The importance of incremental change
At 56%, King County Seattle has one of the highest survival rates from OHCA in the world (Seattle and King County EMS, 2019). In attending the Cardiac Arrest Survival Summit and meeting both the leadership team and clinicians at King County Medic One, I had hoped to find the secret ingredient in their recipe for success. The reality is that almost everyone I encountered was either unable to identify the single most significant factor to the impressive survival rates or repeated the mantra that ‘it takes a system to save a victim.’ It became apparent that perhaps the key to improving survival was ‘the aggregation of marginal gains.’ This phrase was coined by Dave Brailsford who had been appointed Performance Director of British Cycling in 2003, and whose philosophy was based around the concept that a 1% improvement in performance in multiple areas, could result in significant overall performance. This philosophy has been adopted by King County Medic One, and the service has adopted a holistic approach to improving all aspects of prehospital cardiac arrest care.

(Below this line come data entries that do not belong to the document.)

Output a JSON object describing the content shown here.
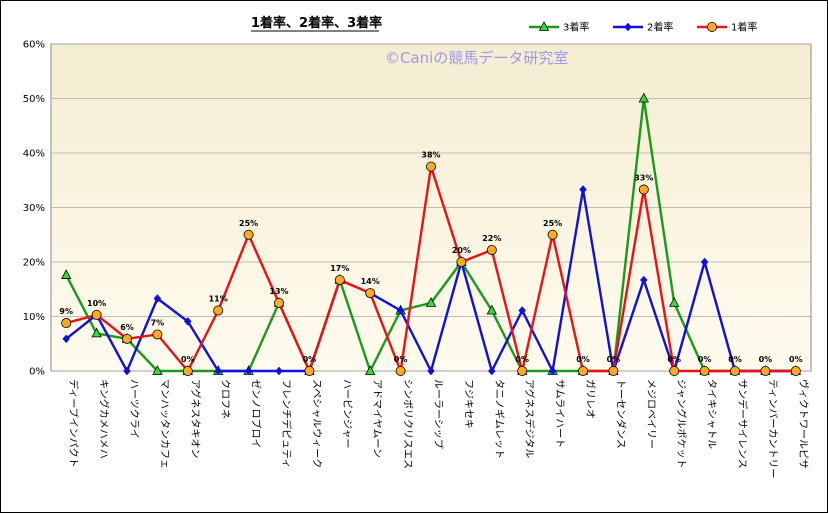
{
  "chart_data": {
    "type": "line",
    "title": "1着率、2着率、3着率",
    "watermark": "©Caniの競馬データ研究室",
    "ylim": [
      0,
      60
    ],
    "yticks": [
      "0%",
      "10%",
      "20%",
      "30%",
      "40%",
      "50%",
      "60%"
    ],
    "ytick_values": [
      0,
      10,
      20,
      30,
      40,
      50,
      60
    ],
    "grid": true,
    "legend_position": "top-right",
    "categories": [
      "ディープインパクト",
      "キングカメハメハ",
      "ハーツクライ",
      "マンハッタンカフェ",
      "アグネスタキオン",
      "クロフネ",
      "ゼンノロブロイ",
      "フレンチデピュティ",
      "スペシャルウィーク",
      "ハービンジャー",
      "アドマイヤムーン",
      "シンボリクリスエス",
      "ルーラーシップ",
      "フジキセキ",
      "タニノギムレット",
      "アグネスデジタル",
      "サムライハート",
      "ガリレオ",
      "トーセンダンス",
      "メジロベイリー",
      "ジャングルポケット",
      "タイキシャトル",
      "サンデーサイレンス",
      "ティンバーカントリー",
      "ヴィクトワールピサ"
    ],
    "series": [
      {
        "name": "3着率",
        "color": "#1a9a1a",
        "marker": "triangle",
        "marker_fill": "#33dd33",
        "values": [
          17.6,
          6.9,
          5.9,
          0,
          0,
          0,
          0,
          12.5,
          0,
          16.7,
          0,
          11.1,
          12.5,
          20,
          11.1,
          0,
          0,
          0,
          0,
          50,
          12.5,
          0,
          0,
          0,
          0
        ]
      },
      {
        "name": "2着率",
        "color": "#1010dd",
        "marker": "diamond",
        "marker_fill": "#1010dd",
        "values": [
          5.9,
          10.3,
          0,
          13.3,
          9.1,
          0,
          0,
          0,
          0,
          16.7,
          14.3,
          11.1,
          0,
          20,
          0,
          11.1,
          0,
          33.3,
          0,
          16.7,
          0,
          20,
          0,
          0,
          0
        ]
      },
      {
        "name": "1着率",
        "color": "#ee1111",
        "marker": "circle",
        "marker_fill": "#ffaa22",
        "values": [
          8.8,
          10.3,
          5.9,
          6.7,
          0,
          11.1,
          25,
          12.5,
          0,
          16.7,
          14.3,
          0,
          37.5,
          20,
          22.2,
          0,
          25,
          0,
          0,
          33.3,
          0,
          0,
          0,
          0,
          0
        ]
      }
    ],
    "data_labels": {
      "series": "1着率",
      "texts": [
        "9%",
        "10%",
        "6%",
        "7%",
        "0%",
        "11%",
        "25%",
        "13%",
        "0%",
        "17%",
        "14%",
        "0%",
        "38%",
        "20%",
        "22%",
        "0%",
        "25%",
        "0%",
        "0%",
        "33%",
        "0%",
        "0%",
        "0%",
        "0%",
        "0%"
      ]
    }
  }
}
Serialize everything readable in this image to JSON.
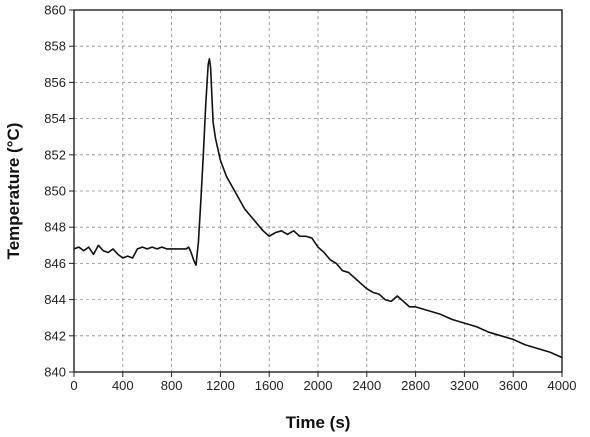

Cardiac arrest remains a serious medical emergency, however, data from Seattle, and a growing number of cities throughout the world (Wissenberg et al, 2013; London Ambulance Service, 2019), have demonstrated that management is not futile and many more individuals are surviving with good neurological outcomes. However, there is significant geographic variation in survival rates and this degree of disparity is inequitable. While survival from OHCA in the UK is improving, there is much that can be learned from the Pacific Northwest and, if we are willing to shine a spotlight upon all areas of our practice, there are likely to be many more opportunities for marginal gains. As Mickey Eisenberg would say, ‘It's not complicated, but it's not easy’—will the UK accept the challenge?